Thanks @polegar. I had previously thought that the discriminator gets shown a real image (high quality dog pic) and an unrelated fake image (low quality horse pic), and the discriminator shall distinguish which one is more likely a fake. So this is not how the discriminator works, and it will always need the correct label for each image?
As in, does the discriminator always want to compare these two (fake img and real label img):
and it cannot make the comparison between these two (fake img and unrelated real img):
Sorry for the confusing description. My ultimate goal is to use GAN for removing the background from images of cars. I’m pre-training the generator with the Carvana car dataset used in 2018 DL course lesson 14. However, the images in this dataset have a very standard set-up (always same background) so it doesn’t generalize well into images of cars in the real world. Therefore I’m trying to do the final training of the GAN with a real world dataset without labels.
If this is indeed not possible, I’ll need to go for a different approach and try to make the Carvana dataset more like real world by adding some natural background in the car images.
I think you don t need to use a GAN for this problem. If you want to remove the background it seems to be a segmentation problem not a generative one. Your model doesn t have to reconstruct an image without the background it just needs to output a mask for the car so you can use this mask to extract the car from the image without the background.
The problem you seem to describe is typically an image segmentation task, rather than a generative one. The go-to architecture is then a U-net rather than a GAN. More than that, it has been shown in last year course so you might want to check it out.
Here is the link of the notebook : https://github.com/fastai/fastai/blob/master/courses/dl2/carvana.ipynb
And the link of the lesson: http://course18.fast.ai/lessons/lesson14.html
It is using fastai 0.7 so you need either to downgrade your version of fastai or to change the notebook to use the v1 version.

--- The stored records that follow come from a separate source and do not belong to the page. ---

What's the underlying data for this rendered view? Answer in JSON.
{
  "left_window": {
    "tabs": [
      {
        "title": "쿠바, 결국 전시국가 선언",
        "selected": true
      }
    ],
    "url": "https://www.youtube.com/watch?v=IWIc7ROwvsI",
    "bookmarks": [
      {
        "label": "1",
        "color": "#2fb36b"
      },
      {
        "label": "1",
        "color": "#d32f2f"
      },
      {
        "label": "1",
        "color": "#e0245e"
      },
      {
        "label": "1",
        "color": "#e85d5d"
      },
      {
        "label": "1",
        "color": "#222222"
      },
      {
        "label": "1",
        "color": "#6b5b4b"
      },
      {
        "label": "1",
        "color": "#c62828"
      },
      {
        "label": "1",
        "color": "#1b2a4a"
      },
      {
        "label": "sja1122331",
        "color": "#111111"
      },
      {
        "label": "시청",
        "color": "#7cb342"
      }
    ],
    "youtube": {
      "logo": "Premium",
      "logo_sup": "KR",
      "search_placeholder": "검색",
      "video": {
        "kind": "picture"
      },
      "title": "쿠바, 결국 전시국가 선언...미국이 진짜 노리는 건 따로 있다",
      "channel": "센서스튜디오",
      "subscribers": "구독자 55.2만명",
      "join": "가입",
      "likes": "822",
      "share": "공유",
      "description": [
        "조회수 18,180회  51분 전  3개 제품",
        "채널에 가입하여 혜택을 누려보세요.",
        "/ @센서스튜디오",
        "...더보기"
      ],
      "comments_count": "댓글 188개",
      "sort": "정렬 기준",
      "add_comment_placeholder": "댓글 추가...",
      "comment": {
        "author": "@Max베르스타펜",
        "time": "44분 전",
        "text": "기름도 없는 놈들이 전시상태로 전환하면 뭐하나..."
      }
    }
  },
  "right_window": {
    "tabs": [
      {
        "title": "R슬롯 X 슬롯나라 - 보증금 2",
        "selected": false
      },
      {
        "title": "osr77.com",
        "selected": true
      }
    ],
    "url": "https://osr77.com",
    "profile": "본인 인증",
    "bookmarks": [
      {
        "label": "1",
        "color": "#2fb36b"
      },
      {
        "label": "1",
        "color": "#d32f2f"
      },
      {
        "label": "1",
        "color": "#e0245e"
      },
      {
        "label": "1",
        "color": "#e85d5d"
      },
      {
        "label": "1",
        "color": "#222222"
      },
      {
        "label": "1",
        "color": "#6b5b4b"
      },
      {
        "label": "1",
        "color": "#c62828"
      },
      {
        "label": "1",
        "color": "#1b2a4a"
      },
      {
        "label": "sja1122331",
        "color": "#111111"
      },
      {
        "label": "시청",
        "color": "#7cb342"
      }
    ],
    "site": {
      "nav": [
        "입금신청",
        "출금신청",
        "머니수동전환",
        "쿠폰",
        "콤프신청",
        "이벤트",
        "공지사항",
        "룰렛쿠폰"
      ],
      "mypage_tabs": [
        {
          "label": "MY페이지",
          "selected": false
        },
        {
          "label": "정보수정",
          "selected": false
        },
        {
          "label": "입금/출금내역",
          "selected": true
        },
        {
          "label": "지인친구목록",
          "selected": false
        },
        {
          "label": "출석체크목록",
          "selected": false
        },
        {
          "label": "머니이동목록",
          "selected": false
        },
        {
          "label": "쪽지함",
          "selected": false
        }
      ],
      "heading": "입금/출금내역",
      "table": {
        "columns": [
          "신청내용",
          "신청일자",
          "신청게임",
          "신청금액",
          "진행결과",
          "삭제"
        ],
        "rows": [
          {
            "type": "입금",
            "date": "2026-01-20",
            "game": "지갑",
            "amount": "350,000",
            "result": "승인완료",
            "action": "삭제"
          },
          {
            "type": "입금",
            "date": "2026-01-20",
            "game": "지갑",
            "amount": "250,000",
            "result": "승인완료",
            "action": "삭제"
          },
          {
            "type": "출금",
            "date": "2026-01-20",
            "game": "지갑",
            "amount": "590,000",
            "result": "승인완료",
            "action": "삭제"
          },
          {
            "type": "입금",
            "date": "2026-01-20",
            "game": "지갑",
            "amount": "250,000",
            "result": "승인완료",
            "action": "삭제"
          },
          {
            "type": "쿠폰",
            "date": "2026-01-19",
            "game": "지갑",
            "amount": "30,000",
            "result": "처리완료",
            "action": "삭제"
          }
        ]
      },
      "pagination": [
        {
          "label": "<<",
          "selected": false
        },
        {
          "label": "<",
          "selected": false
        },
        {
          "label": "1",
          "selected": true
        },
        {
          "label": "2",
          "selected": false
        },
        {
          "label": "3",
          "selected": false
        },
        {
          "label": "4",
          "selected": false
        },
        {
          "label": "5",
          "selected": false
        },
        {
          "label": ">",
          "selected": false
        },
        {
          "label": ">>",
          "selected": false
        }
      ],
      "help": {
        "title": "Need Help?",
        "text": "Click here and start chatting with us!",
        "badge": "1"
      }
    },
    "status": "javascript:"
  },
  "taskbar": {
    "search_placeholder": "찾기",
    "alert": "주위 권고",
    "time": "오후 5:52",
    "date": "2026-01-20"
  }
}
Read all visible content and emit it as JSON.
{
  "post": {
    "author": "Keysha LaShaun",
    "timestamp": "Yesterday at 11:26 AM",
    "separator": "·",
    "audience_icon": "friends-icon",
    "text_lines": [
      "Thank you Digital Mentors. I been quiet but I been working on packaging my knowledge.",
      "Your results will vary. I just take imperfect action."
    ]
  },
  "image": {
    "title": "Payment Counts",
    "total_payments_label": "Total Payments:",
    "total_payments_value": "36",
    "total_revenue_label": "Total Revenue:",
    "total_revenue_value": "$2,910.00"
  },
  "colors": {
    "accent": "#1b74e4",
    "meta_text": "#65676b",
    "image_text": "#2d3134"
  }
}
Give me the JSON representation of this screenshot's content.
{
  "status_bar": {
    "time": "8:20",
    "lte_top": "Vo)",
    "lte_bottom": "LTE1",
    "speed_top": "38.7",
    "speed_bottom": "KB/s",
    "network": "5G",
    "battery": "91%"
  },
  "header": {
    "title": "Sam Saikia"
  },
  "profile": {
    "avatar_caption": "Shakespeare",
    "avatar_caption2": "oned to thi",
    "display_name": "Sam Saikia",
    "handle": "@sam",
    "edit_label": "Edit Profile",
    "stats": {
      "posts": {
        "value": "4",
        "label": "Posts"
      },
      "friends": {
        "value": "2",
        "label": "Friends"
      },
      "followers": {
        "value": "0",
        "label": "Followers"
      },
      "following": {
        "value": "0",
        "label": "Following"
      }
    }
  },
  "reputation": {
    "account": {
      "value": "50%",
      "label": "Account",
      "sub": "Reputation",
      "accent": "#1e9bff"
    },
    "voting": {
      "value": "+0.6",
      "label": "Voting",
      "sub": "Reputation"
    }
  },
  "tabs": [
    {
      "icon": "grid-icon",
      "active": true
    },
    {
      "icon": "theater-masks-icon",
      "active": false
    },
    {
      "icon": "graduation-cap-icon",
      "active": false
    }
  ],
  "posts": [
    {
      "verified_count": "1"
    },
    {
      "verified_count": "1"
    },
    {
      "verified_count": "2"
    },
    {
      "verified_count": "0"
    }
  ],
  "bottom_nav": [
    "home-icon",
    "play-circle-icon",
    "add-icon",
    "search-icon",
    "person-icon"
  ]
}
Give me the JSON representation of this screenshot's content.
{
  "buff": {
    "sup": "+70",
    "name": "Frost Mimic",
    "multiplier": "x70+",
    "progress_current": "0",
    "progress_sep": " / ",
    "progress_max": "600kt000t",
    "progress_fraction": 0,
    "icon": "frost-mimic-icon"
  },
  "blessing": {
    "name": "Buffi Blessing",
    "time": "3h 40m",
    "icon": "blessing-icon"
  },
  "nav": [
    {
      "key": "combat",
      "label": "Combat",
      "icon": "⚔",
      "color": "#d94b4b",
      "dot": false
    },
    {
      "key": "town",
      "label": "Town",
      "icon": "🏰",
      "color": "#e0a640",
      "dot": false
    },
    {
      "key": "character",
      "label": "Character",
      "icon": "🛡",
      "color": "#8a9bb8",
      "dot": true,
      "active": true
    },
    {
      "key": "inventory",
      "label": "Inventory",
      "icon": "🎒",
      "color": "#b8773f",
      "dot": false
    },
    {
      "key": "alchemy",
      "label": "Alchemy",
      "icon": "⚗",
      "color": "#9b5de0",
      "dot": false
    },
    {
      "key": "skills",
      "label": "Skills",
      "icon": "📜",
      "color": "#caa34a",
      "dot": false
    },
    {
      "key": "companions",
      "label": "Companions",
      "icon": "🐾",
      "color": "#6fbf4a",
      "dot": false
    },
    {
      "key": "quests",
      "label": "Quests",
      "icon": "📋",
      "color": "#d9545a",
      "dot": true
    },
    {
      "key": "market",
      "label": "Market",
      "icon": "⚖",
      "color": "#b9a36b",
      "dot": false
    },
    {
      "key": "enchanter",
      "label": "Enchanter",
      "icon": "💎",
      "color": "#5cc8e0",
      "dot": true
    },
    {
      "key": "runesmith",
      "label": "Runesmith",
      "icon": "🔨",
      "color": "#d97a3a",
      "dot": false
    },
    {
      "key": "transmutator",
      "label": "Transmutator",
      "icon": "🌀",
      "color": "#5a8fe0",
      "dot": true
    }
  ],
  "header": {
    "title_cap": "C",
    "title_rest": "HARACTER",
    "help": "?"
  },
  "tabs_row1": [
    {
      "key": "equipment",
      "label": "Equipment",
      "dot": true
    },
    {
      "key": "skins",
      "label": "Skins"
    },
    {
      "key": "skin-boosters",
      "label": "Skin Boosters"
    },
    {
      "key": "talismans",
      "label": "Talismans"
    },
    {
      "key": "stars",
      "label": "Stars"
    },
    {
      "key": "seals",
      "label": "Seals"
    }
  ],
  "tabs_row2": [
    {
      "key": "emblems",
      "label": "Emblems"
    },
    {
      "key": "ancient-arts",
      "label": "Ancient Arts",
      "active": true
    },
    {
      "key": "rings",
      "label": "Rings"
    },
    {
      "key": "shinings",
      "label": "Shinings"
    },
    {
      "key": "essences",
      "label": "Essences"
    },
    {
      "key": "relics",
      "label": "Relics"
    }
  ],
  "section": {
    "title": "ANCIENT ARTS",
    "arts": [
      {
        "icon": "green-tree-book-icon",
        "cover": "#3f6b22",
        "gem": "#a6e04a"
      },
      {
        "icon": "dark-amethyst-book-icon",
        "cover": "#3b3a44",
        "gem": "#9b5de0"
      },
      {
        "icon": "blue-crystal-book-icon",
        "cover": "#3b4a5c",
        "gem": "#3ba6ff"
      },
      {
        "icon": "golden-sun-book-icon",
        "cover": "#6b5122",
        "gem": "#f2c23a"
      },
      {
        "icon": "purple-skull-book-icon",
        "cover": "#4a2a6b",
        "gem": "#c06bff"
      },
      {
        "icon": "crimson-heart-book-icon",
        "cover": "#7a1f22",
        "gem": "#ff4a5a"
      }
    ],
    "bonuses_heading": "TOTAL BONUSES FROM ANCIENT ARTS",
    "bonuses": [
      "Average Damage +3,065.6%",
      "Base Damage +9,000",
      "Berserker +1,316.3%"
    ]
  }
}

Thanks for the replies @Henri.C @NathanHub. I have tried the direct segmentation approach of the course18 lesson 14 but it failed since the dataset represents only a very narrow and standardized environment.
All Carvana images have the same background, so even though it works well for this dataset the results are significantly worse on real world images. This is why I wanted to try a GAN for the problem. Do you guys happen to know of any high-precision labelled car segmentation datasets with real world images?